Sort of correct,
However, your home becomes a workplace covered by OSHA regulations. The employer is compelled to provide a safe workplace. Your homeowner's insurance protects you from suits that arise from injury to visitors in your home. So if you have a dangerous situation you can expect installers to leave. This could include sneezy sick infectious family members, agressive pets, clutter that blocks access to the work. They will not do your installation and the installation company will not send another tech until things are safe.
All this is really rare..........most techs will go with the flow and most homes are just fine. We are looking at extreme situations here.
Joe
No argument from me... I fully respect the rights of an installer to refuse to do the work b/c their safety would be at issue.

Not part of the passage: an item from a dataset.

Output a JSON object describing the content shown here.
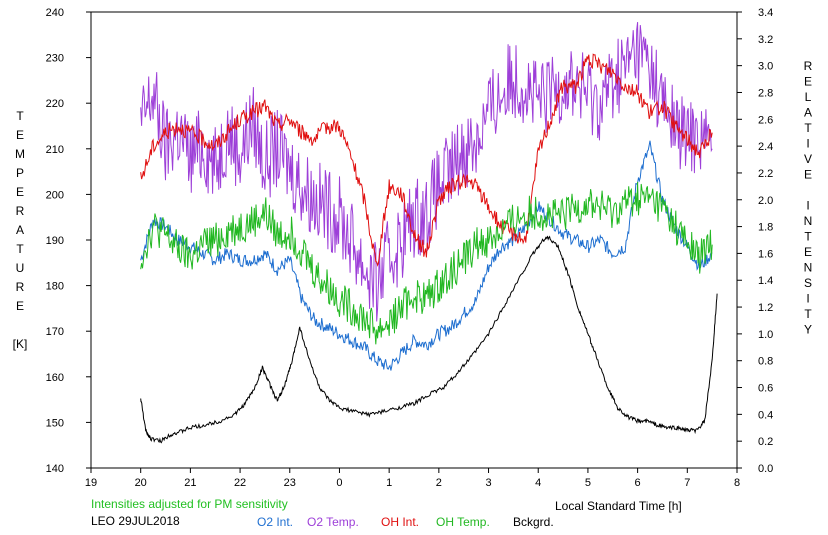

EDIT: and for the purpose of the thread, I think the mainstream discussion is about a residence which is NOT a safety hazard, and whether an installer should remove boots, or wear shoes covers, and/or how to mitigate adding to the (hopefully) minimal mess at a residence. I would hold my house out as mostly clean (as clean as one can keep it with a toddler), but was on the receiving end of an installer who tracked rather full boot-prints of mud across 40' of carpet... and truly shrugged, blamed it on his boss for not stocking slip clovers, and made zero offer to help clean up. It was nothing but a poor attitude.. and to top of it.. he did a poor install too. I had to have someone back out a few weeks later. He did have slip covers, did clean up the bad connections, and also did get the tip that the 1st guy never got.